In Need of Better Material: A New Approach to Implementation Challenges Under the IDEA
Abstract
The Individuals with Disabilities Education Act (IDEA) provides a substantive guarantee to a “free appropriate public education” (FAPE) to students with disabilities. The education is to be provided “in conformity with” an “individualized education program” (IEP): an educational plan for the student that is created through a statutorily defined process. Scholars and courts have focused tremendous attention on the level of educational quality that an IEP must offer to meet the IDEA’s requirements. But the creation of an adequate plan is, of course, not the end of the story; the school district then has to implement the plan. This leaves an important question: How far may a school district deviate from the services specified in an IEP and remain in compliance with the IDEA? In other words, how much of the adequate written plan is the student in fact entitled to receive? There are two existing approaches to failure-to-implement cases: the materiality approach and the per se test.

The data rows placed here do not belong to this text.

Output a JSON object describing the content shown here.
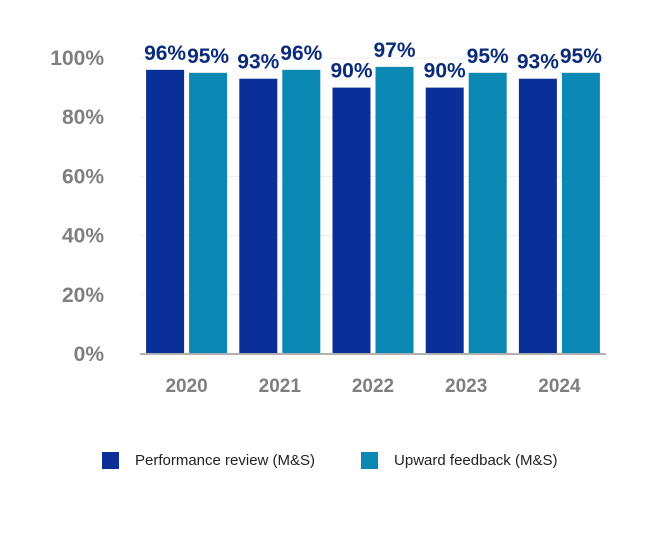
{
  "chart_data": {
    "type": "bar",
    "categories": [
      "2020",
      "2021",
      "2022",
      "2023",
      "2024"
    ],
    "series": [
      {
        "name": "Performance review (M&S)",
        "values": [
          96,
          93,
          90,
          90,
          93
        ],
        "labels": [
          "96%",
          "93%",
          "90%",
          "90%",
          "93%"
        ],
        "color": "#0a2f96"
      },
      {
        "name": "Upward feedback (M&S)",
        "values": [
          95,
          96,
          97,
          95,
          95
        ],
        "labels": [
          "95%",
          "96%",
          "97%",
          "95%",
          "95%"
        ],
        "color": "#0a87b2"
      }
    ],
    "yticks": [
      "0%",
      "20%",
      "40%",
      "60%",
      "80%",
      "100%"
    ],
    "ytick_values": [
      0,
      20,
      40,
      60,
      80,
      100
    ],
    "ylim": [
      0,
      100
    ],
    "grid": true,
    "legend_position": "bottom"
  }
}
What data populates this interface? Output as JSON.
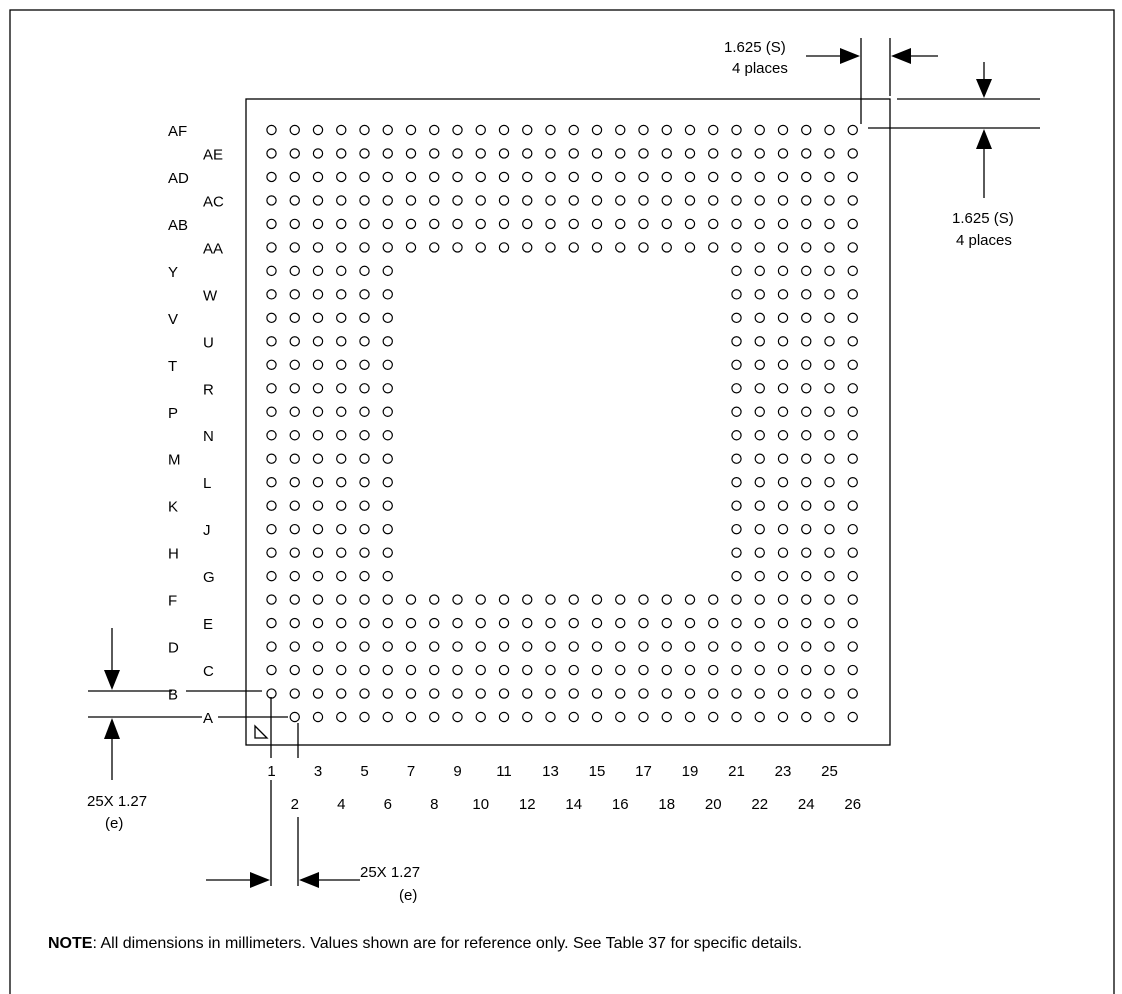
{
  "package": {
    "rows": [
      "A",
      "B",
      "C",
      "D",
      "E",
      "F",
      "G",
      "H",
      "J",
      "K",
      "L",
      "M",
      "N",
      "P",
      "R",
      "T",
      "U",
      "V",
      "W",
      "Y",
      "AA",
      "AB",
      "AC",
      "AD",
      "AE",
      "AF"
    ],
    "columns": [
      "1",
      "2",
      "3",
      "4",
      "5",
      "6",
      "7",
      "8",
      "9",
      "10",
      "11",
      "12",
      "13",
      "14",
      "15",
      "16",
      "17",
      "18",
      "19",
      "20",
      "21",
      "22",
      "23",
      "24",
      "25",
      "26"
    ],
    "full_rows_each_edge": 6,
    "full_columns_each_edge": 6,
    "corner_marker": "pin-a1-index-triangle"
  },
  "dimensions": {
    "corner_top_h": {
      "value": "1.625 (S)",
      "places": "4 places"
    },
    "corner_right_v": {
      "value": "1.625 (S)",
      "places": "4 places"
    },
    "pitch_vertical": {
      "value": "25X 1.27",
      "symbol": "(e)"
    },
    "pitch_horizontal": {
      "value": "25X 1.27",
      "symbol": "(e)"
    }
  },
  "note": {
    "label": "NOTE",
    "text": ": All dimensions in millimeters.  Values shown are for reference only. See Table 37 for specific details."
  }
}
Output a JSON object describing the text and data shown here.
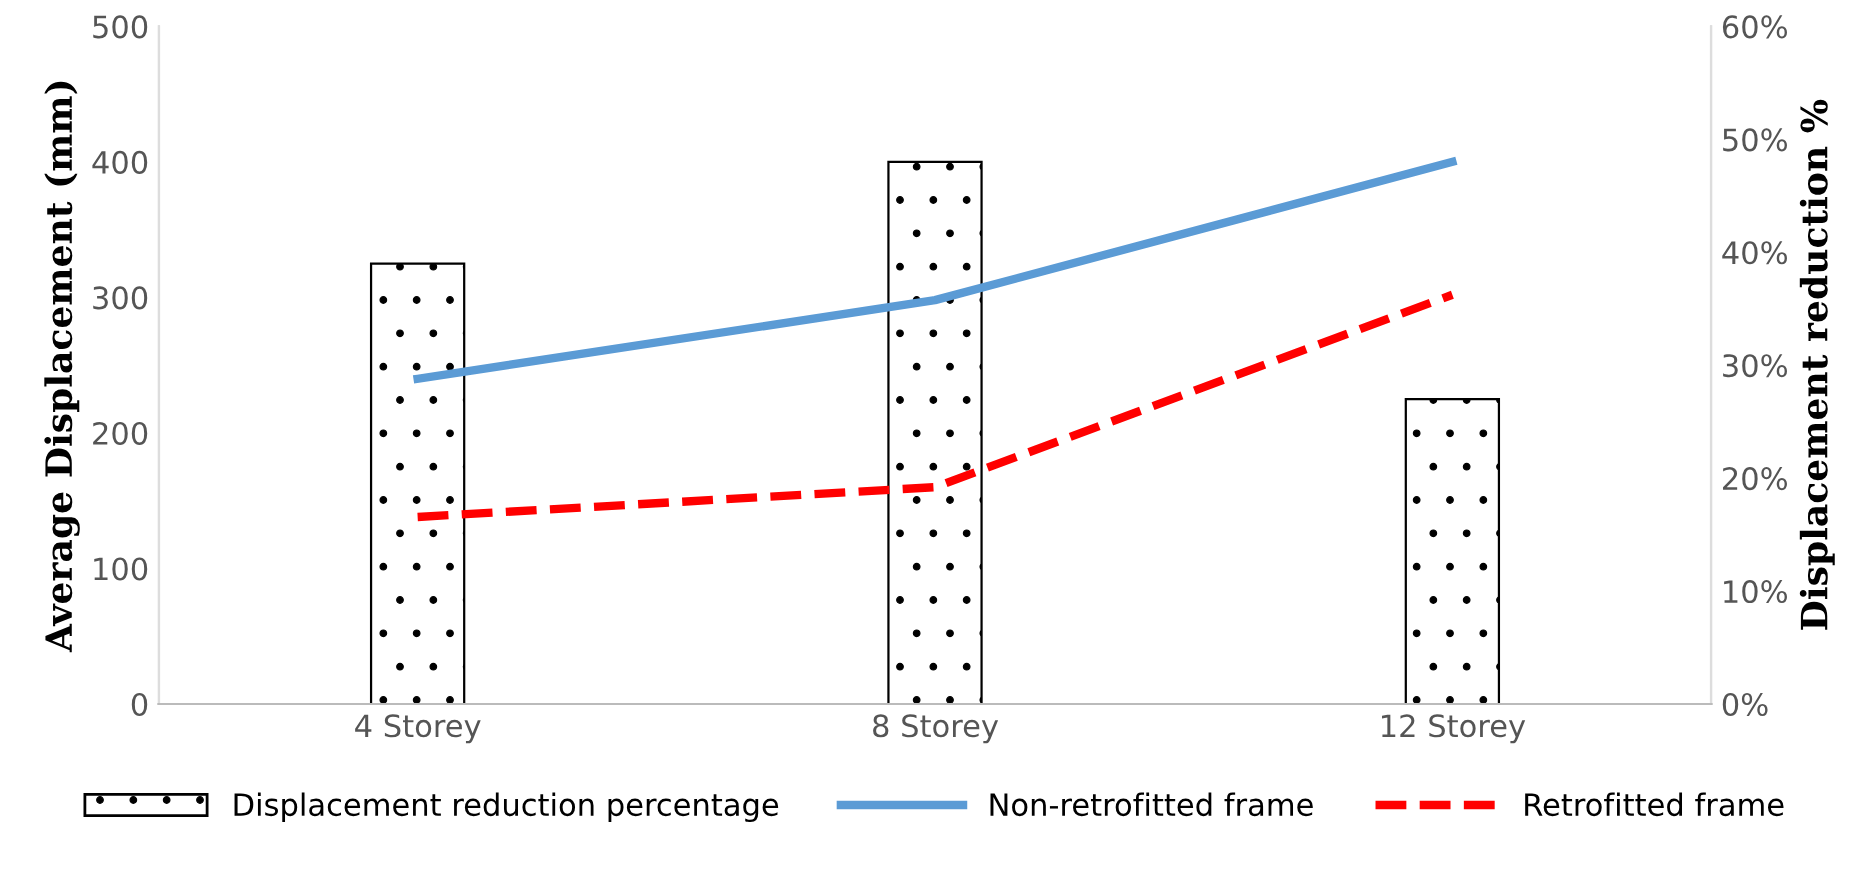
{
  "chart_data": {
    "type": "line",
    "ylabel": "Average Displacement (mm)",
    "y2label": "Displacement reduction %",
    "categories": [
      "4 Storey",
      "8 Storey",
      "12 Storey"
    ],
    "ylim": [
      0,
      500
    ],
    "yticks": [
      0,
      100,
      200,
      300,
      400,
      500
    ],
    "y2lim": [
      0,
      60
    ],
    "y2ticks": [
      {
        "value": 0,
        "label": "0%"
      },
      {
        "value": 10,
        "label": "10%"
      },
      {
        "value": 20,
        "label": "20%"
      },
      {
        "value": 30,
        "label": "30%"
      },
      {
        "value": 40,
        "label": "40%"
      },
      {
        "value": 50,
        "label": "50%"
      },
      {
        "value": 60,
        "label": "60%"
      }
    ],
    "series": [
      {
        "name": "Displacement reduction percentage",
        "type": "bar",
        "axis": "y2",
        "color": "#000000",
        "values": [
          39,
          48,
          27
        ]
      },
      {
        "name": "Non-retrofitted frame",
        "color": "#5b9bd5",
        "line_style": "solid",
        "values": [
          240,
          298,
          400
        ]
      },
      {
        "name": "Retrofitted frame",
        "color": "#ff0000",
        "line_style": "dashed",
        "values": [
          138,
          160,
          302
        ]
      }
    ],
    "grid": false,
    "legend": "bottom",
    "marker": "none"
  }
}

This Comment argues that both approaches are flawed. The materiality standard circumvents the procedural protections of the IDEA, provides little predictability to parents and schools, offers little guidance to courts, forces judges away from areas of institutional competence, and incentivizes school districts to overpromise and underdeliver. The per se rule, on the other hand, is insufficiently flexible given its practical and statutory constraints, would disincentivize ambition and innovation in IEPs, and is unlikely to be adopted by courts.
This Comment proposes a new approach—a burden-shifting test that accounts for both (1) unforeseen or unavoidable circumstances and (2) the proportionality of the school’s response to those circumstances. This approach integrates the benefits of both the materiality inquiry and the per se rule. It better honors several important aspects of the statutory scheme, better aligns with the statutory text, and accords with Supreme Court precedent. It also encourages IEP drafters to craft realistic plans that nonetheless aspire to deliver the best results for students.